Il faut aller voir la Fracture de Catherine Corsini, un film qui fait rire, qui émeut, qui révolte, mais qui nous parle surtout de l’état de notre pays « fracturé », dont nous sommes tous responsables. Un film politique dans le meilleur sens du terme.
L’absence étonnante de films politiques, ou même simplement engagés, dans le cinéma – aussi bien populaire qu’auteuriste – français interpelle, à une époque où la contestation de tous bords n’a jamais été aussi violente, qui se déploie dans une logorrhée de plus en plus excessive sur les réseaux sociaux. Les auteurs se tiennent-ils justement à distance de ce chaudron infernal, craignant de ne savoir garder une approche artistique acceptable ? Les producteurs sont-ils réticents à investir sur des sujets qui saturent déjà l’espace des médias et n’attireraient donc pas les spectateurs cinéphiles plus tentés par du pur divertissement ?
En tous cas, dans ce contexte de raréfaction d’œuvres cinématographiques qui prennent à bras le corps le débat politique et social français, la Fracture de Catherine Corsini mériterait déjà toute notre admiration pour venir nous parler de cette fameuse « fracture sociale » : en l’illustrant via la rencontre d’un gilet jaune blessé dans un affrontement avec les CRS et d’un couple de bourgeois « intellos » parisiens, le tout dans le décor cataclysmique d’un système hospitalier qui a dépassé l’état de crise et se trouve lui-même proche du coma, Corsini prend tous les risques, celui de la caricature assumée comme celui de ruptures de ton audacieuses. Mais, comme il s’agit en plus d’une vraie réussite, à tous les niveaux – tant du discours, lucide, sur l’état de la nation que du cinéma, superbement divertissant, alternant donc moments de rires et d’émotions – nous avons envie de célébrer la Fracture comme il le mérite.

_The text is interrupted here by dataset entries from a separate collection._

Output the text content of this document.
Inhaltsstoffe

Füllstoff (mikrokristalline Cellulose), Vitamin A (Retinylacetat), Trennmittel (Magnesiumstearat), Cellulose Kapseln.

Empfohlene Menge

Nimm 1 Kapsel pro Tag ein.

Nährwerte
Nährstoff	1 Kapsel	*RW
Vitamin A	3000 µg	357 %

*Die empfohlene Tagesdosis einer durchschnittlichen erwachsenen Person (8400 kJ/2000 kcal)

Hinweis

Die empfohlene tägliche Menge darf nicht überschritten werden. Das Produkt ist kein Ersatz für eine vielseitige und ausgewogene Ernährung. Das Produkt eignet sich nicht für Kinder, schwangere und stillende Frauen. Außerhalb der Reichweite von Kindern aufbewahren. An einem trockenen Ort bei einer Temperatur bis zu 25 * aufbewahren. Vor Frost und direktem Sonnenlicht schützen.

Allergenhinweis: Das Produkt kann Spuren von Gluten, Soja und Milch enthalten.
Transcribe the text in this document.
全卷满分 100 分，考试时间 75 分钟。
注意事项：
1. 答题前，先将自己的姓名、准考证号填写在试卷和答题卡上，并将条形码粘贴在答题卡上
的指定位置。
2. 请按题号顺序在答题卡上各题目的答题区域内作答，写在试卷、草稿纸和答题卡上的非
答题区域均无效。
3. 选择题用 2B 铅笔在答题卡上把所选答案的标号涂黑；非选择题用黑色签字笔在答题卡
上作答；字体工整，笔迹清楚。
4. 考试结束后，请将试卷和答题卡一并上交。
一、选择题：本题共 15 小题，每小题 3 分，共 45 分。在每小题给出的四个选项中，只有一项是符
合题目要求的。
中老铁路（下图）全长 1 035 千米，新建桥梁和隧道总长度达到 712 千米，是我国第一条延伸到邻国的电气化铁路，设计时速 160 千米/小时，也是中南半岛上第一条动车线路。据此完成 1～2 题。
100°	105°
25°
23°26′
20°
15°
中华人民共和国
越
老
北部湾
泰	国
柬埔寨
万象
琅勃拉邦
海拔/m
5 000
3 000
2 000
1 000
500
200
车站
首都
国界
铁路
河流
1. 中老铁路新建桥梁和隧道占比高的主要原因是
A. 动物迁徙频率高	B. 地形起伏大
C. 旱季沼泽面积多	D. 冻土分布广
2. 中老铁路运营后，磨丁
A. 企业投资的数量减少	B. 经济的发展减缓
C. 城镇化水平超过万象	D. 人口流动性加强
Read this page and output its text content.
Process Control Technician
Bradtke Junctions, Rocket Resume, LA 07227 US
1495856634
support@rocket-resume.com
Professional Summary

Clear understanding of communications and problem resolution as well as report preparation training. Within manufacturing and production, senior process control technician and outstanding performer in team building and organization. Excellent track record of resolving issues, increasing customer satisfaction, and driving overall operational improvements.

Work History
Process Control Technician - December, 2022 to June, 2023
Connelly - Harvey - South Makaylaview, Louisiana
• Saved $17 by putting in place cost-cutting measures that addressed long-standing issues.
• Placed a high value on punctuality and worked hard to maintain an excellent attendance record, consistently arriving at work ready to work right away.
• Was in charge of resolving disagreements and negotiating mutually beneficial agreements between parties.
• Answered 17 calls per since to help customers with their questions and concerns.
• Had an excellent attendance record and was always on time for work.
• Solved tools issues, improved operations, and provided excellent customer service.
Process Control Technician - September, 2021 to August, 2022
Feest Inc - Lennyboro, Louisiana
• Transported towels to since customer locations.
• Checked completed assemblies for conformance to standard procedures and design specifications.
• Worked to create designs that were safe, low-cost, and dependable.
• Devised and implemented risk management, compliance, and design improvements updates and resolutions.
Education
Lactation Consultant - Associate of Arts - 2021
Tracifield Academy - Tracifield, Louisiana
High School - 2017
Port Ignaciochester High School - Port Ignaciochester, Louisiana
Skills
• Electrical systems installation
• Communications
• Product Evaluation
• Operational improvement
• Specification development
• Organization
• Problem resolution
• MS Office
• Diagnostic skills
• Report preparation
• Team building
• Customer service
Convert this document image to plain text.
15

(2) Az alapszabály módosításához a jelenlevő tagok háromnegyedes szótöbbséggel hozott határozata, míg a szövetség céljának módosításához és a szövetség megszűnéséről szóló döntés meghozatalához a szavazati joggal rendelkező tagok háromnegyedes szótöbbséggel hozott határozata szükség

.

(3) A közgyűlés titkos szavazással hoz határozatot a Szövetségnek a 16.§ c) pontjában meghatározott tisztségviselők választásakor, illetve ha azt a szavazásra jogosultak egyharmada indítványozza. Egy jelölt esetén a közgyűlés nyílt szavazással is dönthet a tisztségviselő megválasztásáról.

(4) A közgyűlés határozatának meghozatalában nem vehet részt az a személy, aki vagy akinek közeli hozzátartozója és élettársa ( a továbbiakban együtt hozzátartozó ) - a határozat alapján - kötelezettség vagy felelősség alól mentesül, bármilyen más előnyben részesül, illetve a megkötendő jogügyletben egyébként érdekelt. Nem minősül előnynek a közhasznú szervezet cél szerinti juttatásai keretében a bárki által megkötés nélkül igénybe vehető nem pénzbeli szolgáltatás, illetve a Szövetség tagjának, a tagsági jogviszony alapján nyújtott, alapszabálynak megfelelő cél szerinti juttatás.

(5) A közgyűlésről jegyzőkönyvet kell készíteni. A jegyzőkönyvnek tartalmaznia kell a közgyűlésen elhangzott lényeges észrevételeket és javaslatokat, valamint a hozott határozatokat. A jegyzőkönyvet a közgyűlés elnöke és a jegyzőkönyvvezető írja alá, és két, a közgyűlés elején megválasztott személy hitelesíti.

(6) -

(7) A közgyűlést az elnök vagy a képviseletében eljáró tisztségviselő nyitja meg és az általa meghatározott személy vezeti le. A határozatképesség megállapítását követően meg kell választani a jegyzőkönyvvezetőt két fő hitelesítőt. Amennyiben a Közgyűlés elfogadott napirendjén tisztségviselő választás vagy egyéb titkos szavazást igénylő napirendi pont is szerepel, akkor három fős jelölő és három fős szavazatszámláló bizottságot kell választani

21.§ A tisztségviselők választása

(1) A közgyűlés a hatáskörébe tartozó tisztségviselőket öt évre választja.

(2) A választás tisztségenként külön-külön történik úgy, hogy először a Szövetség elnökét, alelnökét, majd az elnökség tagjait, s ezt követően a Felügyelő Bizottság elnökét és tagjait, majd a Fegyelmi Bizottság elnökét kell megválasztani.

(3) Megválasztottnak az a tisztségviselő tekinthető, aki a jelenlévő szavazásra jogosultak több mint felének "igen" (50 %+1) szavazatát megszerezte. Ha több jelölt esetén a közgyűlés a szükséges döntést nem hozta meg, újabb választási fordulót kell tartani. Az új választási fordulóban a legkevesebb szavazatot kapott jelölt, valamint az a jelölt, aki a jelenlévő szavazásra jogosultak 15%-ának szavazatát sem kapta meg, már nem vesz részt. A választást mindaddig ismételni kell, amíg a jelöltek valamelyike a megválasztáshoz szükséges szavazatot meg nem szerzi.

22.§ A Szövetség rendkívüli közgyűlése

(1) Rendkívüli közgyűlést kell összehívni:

Voilà donc d’un côté le prolo en colère, monté à la capitale au volant de son camion, vêtu de son gilet jaune, pour rencontrer Macron, qui, après avoir été canardé à la jambe, se retrouve sérieusement blessé dans un service d’urgence en grève et saturé – une affiche avertit qu’il faut prévoir une attente de 8 à 10 heures pour avoir accès à un médecin ! Pio Marmaï excelle dans le burlesque touchant, grande gueule transpirant l’humanité dès qu’il s’agit de rendre service à son prochain, même si ce prochain l’énerve considérablement… Face à lui, il y a Valeria Bruni Tedeschi, qu’on n’a pas vu aussi drôle depuis des lustres, en amoureuse hystérique qui refuse de se faire larguer par sa femme, jouée par une Marina Foïs très juste, plus dans la retenue et la détermination froide : autrice de BD qui vient de se casser le bras dans une chute stupide, elle va-et-vient entre délire amoureux – bien aidé par les opiacés – et les imprécations absurdes d’une Parisienne vociférant ses opinions réductrices sur les manifestants provinciaux, qui votent forcément Le Pen…
On rit beaucoup devant les conflits qui se multiplient, alors que la tension monte au fur et à mesure que le chaos déferle sur le service hospitalier : débordements des combats de rue qui causent des irruptions des manifestants puis de la police, décompensation d’un malade schizophrène (sans doute la seule maladresse criante du film, cet épisode dramatique semblant trop artificiellement « rajouté » pour être convaincant…), mais surtout complications ubuesques créées par l’absence de personnel, de matériel, d’espace dans l’hôpital.
La Fracture prend le temps – et certains, qui ne sont pas passés récemment par un service d’urgence parisien, trouveront cet hommage trop didactique – de célébrer le travail du personnel, à travers le beau personnage de Kim, incarné par Aïssatou Diallo Sagna… Un personnel qui frôle l’héroïsme dans ces circonstances (et le spectateur prend évidemment des conséquences de la pandémie qui venait sur cette situation pré-Covid !) : c’est aussi cet aspect réaliste, quasi documentaire, et donc militant au bon sens du terme, qui permet in fine au film de s’élever au-dessus de la comédie de mœurs française, un genre complètement sinistré depuis longtemps.
Et lorsque le scénario frôle la facilité quelques minutes en figurant une réconciliation possible – entre les classes sociales, entre Paris et la Province, et surtout entre CRS et gilets jaunes (lors d’une scène assez mal venue, en fait) – Corsini rattrape la sauce par une conclusion aussi magnifique que terrible, que nous ne spoilerons pas.
Car la Fracture ne se berce pas, ne nous berce pas d’illusions. Malgré les bonnes volontés, malgré l’humanité de tous (ou au moins de la plupart…), la situation française ne saurait se réparer d’elle-même, par la grâce d’un plâtre, d’un dessin, d’un sourire : on a dépassé depuis longtemps ce stade-là.